In this "let's all hurry up and get rich" world we live in we need to keep in mind that there are things that are bigger than ourselves. We all want the cheapest and fastest of everything. But there is a cost to that. If you have Netflix see if you can find: ‘Death by China’ /2012. It's an interesting Documentary and independent of your personal take on it, it raises a lot of questions we all should be contemplating and asking as budding makers and manufacturers. Maybe those of us who use manufacturing need to make just a little bit less profit and help to insure that we leave an intact United States for our great-grandchildren. 

Ok, so my post has a point. With the further explosion of 3d printing, I think a lot of work that might otherwise have been sent overseas to be manufactured, will stay home. I think that might be a good thing. 

If the link fails just go look for it. 

Death by China

----------


## Matthew

Hi, do you think that 3D printing can notably influence at the US economy?

----------


## Pldruart

I think one of the biggest areas that 3d printing will change world economies is by drastically reducing the amount of time and energy we spend shipping things around.
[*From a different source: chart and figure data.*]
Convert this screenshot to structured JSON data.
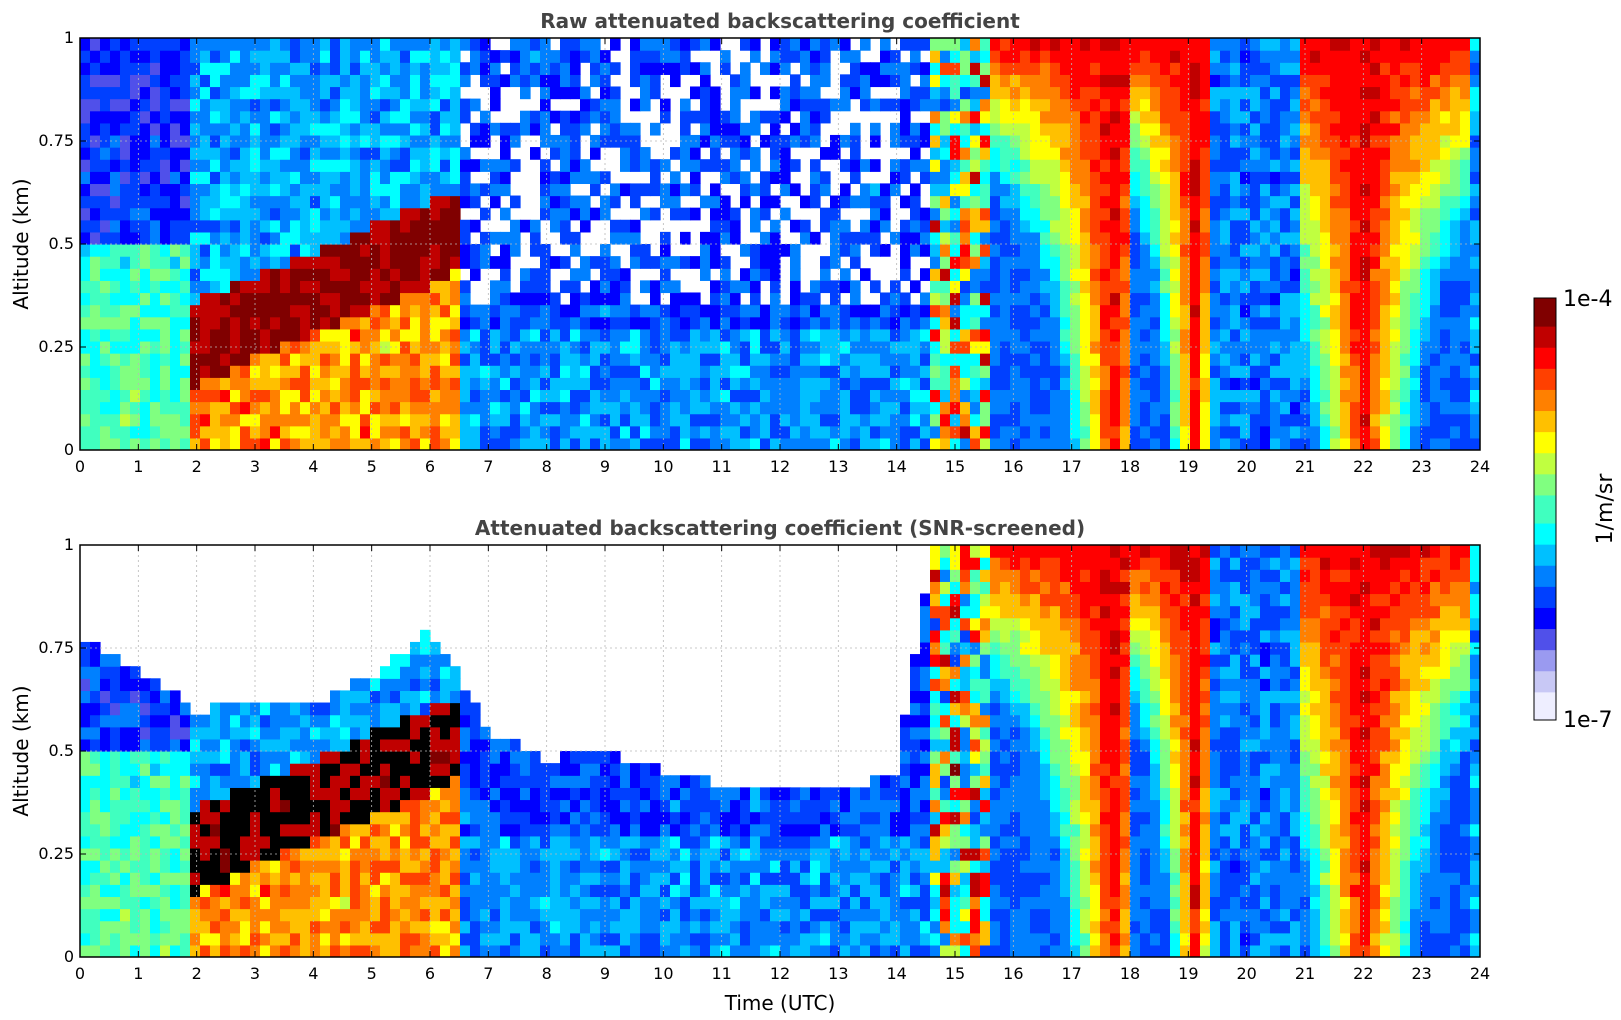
{
  "chart_data": [
    {
      "type": "heatmap",
      "title": "Raw attenuated backscattering coefficient",
      "xlabel": "",
      "ylabel": "Altitude (km)",
      "xlim": [
        0,
        24
      ],
      "ylim": [
        0,
        1
      ],
      "xticks": [
        "0",
        "1",
        "2",
        "3",
        "4",
        "5",
        "6",
        "7",
        "8",
        "9",
        "10",
        "11",
        "12",
        "13",
        "14",
        "15",
        "16",
        "17",
        "18",
        "19",
        "20",
        "21",
        "22",
        "23",
        "24"
      ],
      "yticks": [
        "0",
        "0.25",
        "0.5",
        "0.75",
        "1"
      ],
      "grid": true,
      "colormap": "jet",
      "color_scale": "log",
      "value_range": [
        1e-07,
        0.0001
      ],
      "features": [
        {
          "time": [
            0,
            1.8
          ],
          "top_km": 0.5,
          "intensity": 0.35
        },
        {
          "time": [
            1.8,
            6.6
          ],
          "top_km": 0.5,
          "intensity": 0.75
        },
        {
          "time": [
            15.6,
            18.0
          ],
          "top_km": 1.0,
          "intensity": 0.8
        },
        {
          "time": [
            18.0,
            19.4
          ],
          "top_km": 1.0,
          "intensity": 0.8
        },
        {
          "time": [
            21.0,
            23.8
          ],
          "top_km": 1.0,
          "intensity": 0.8
        }
      ]
    },
    {
      "type": "heatmap",
      "title": "Attenuated backscattering coefficient (SNR-screened)",
      "xlabel": "Time (UTC)",
      "ylabel": "Altitude (km)",
      "xlim": [
        0,
        24
      ],
      "ylim": [
        0,
        1
      ],
      "xticks": [
        "0",
        "1",
        "2",
        "3",
        "4",
        "5",
        "6",
        "7",
        "8",
        "9",
        "10",
        "11",
        "12",
        "13",
        "14",
        "15",
        "16",
        "17",
        "18",
        "19",
        "20",
        "21",
        "22",
        "23",
        "24"
      ],
      "yticks": [
        "0",
        "0.25",
        "0.5",
        "0.75",
        "1"
      ],
      "grid": true,
      "colormap": "jet",
      "color_scale": "log",
      "value_range": [
        1e-07,
        0.0001
      ],
      "screened_top_km": [
        [
          0,
          0.78
        ],
        [
          1,
          0.7
        ],
        [
          2,
          0.6
        ],
        [
          3,
          0.62
        ],
        [
          4,
          0.62
        ],
        [
          5,
          0.68
        ],
        [
          6,
          0.8
        ],
        [
          7,
          0.55
        ],
        [
          8,
          0.48
        ],
        [
          9,
          0.5
        ],
        [
          10,
          0.45
        ],
        [
          11,
          0.42
        ],
        [
          12,
          0.42
        ],
        [
          13,
          0.4
        ],
        [
          14,
          0.45
        ],
        [
          14.6,
          1.0
        ],
        [
          24,
          1.0
        ]
      ]
    }
  ],
  "colorbar": {
    "label": "1/m/sr",
    "max_label": "1e-4",
    "min_label": "1e-7",
    "colors": [
      "#eeeeff",
      "#c8c8f5",
      "#9a9af0",
      "#5050ea",
      "#0000ff",
      "#0040ff",
      "#0080ff",
      "#00c0ff",
      "#00ffff",
      "#40ffbf",
      "#80ff80",
      "#c0ff40",
      "#ffff00",
      "#ffc000",
      "#ff8000",
      "#ff4000",
      "#ff0000",
      "#c00000",
      "#800000"
    ]
  }
}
Even things that are manufactured in the US are often shipped back and forth from manufacturer to distributor to retailer. All of that requires fuel and man hours. If we can shift to a consumer model where people print what they need at home or locally, the only thing they would need to buy is the actual raw material to print with, which could also be very easy to source locally. In the long term I see 3d printing making the vast majority of the shipping, storage and delivery industries obsolete.

----------


## RobH2

I like that philosophy but there are only so many things that the average consume can print at home. Once you've made your iPhone case, a pencil holder, a few tree ornaments, there comes a point that the 3d printer is not used for long periods. Any item or object that has parts, springs, batteries, etc., will always be beyond grandma's ability to make on her own. Unfortunately, I don't think, as noble as it sounds, that shipping, storage and delivery will ever feel even the slightest dent from 3d printers on the market. 

What most people don't realize is that 3d printing is just another manufacturing tool for the tool box. It won't replace most manufacturing as it currently exists. It will replace manufacturing in areas where it excels or enables things that can't be printed in any other way. But it will never eliminate the need for us to go to Walmart.

----------


## bint

A lot of good points here worth reading,thanks for sharing.

----------